Nada menos que quarenta e sete Papas renderam honra à Santa Casa de Loreto, seja por suas visitas, seja por seus presentes, seja pelos favores espirituais que concederam aos peregrinos.
Entre os primeiros Soberanos Pontífices que conferiram privilégios a este Santuário, citamos de passagem Bento XII e Urbano VI. Um escrito pelo primeiro foi encontrado entre os registros da cidade por Angelita chanceler de Recanati.

Muitos idosos e enfermos daquela cidade, impossibilitados de caminhar cinco milhas até Loreto, Bento XII, no breve datado de 1351, concedeu os mesmos privilégios espirituais aos que visitavam a Igreja do Anjo na Praça de Recanati. Esta Igreja havia sido especialmente erguida em comemoração à Anunciação feita por São Gabriel na Santa Casa e tinha sobre o altar uma pintura representando a Virgem de Loreto. Este escrito em letras de ouro e foi escrito apenas quarenta e seis anos após a chegada da Santa Casa em seu local atual.
Urbano VI, em 1389, concedeu, por ocasião do milagre das chamas, indulgência plenária aos peregrinos que visitavam a Santa Casa na festa do Nascimento da Santíssima Virgem. Esta indulgência foi estendida por Martinho V aos dias das festas por ele estabelecidas em Recanati “em honra da Santa Virgem de Loreto”.
Nicolau V fez uma visita pessoal à Santa Casa e anexou uma indulgência plenária à festa da Anunciação.

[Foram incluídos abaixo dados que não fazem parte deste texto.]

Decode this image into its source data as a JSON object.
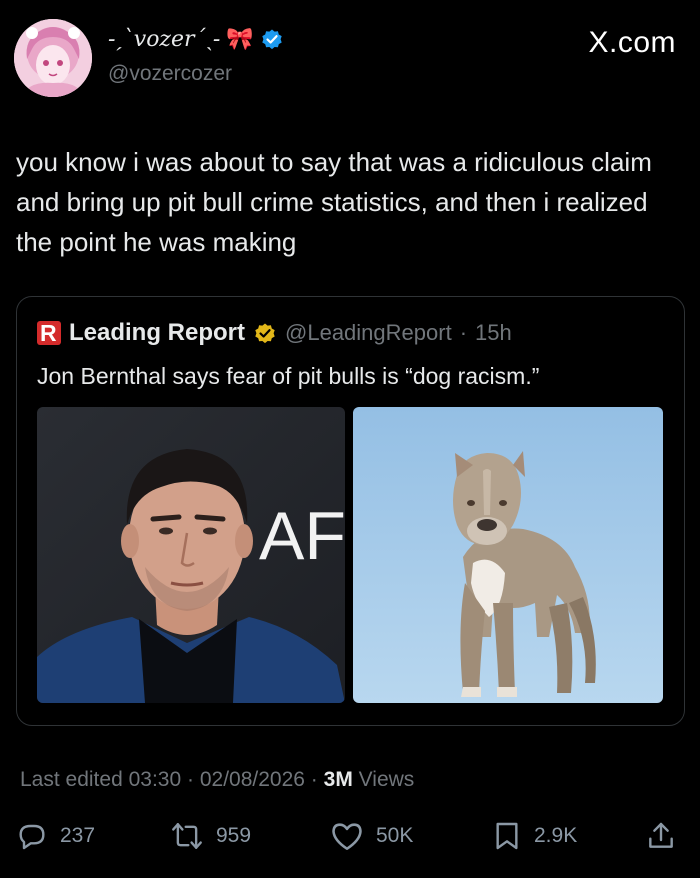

Pio II foi em 1464 para a Santa Casa. Riera e Tursellini relataram esta visita da seguinte forma: Tendo convocado reis e príncipes cristãos para empreender uma nova cruzada contra os turcos, Pio II desejou estar presente na assembleia da frota em Ancona. O seu estado de saúde ao iniciar esta longa viagem não estava bem, o Papa recorreu à Virgem de Loreto; ofereceu a Nossa Senhora um cálice de ouro com uma inscrição recordando os milagres diários realizados na Santa Casa, e implorou à graciosa Mãe de Deus que curasse a febre que o consumia e a tosse que o esgotava. A Santíssima Virgem aceitou o presente. Mal o juramento saiu de seus lábios, a tosse cessou e a fervura diminuiu. Ele partiu em sua jornada e, quanto mais se aproximava de Loreto, mais suas forças voltavam. Ao chegar à Santa Casa, cumpriu seu voto na presença de vários Cardeais e barões romanos, como também de generais vindos de Ancona para encontrar Sua Santidade.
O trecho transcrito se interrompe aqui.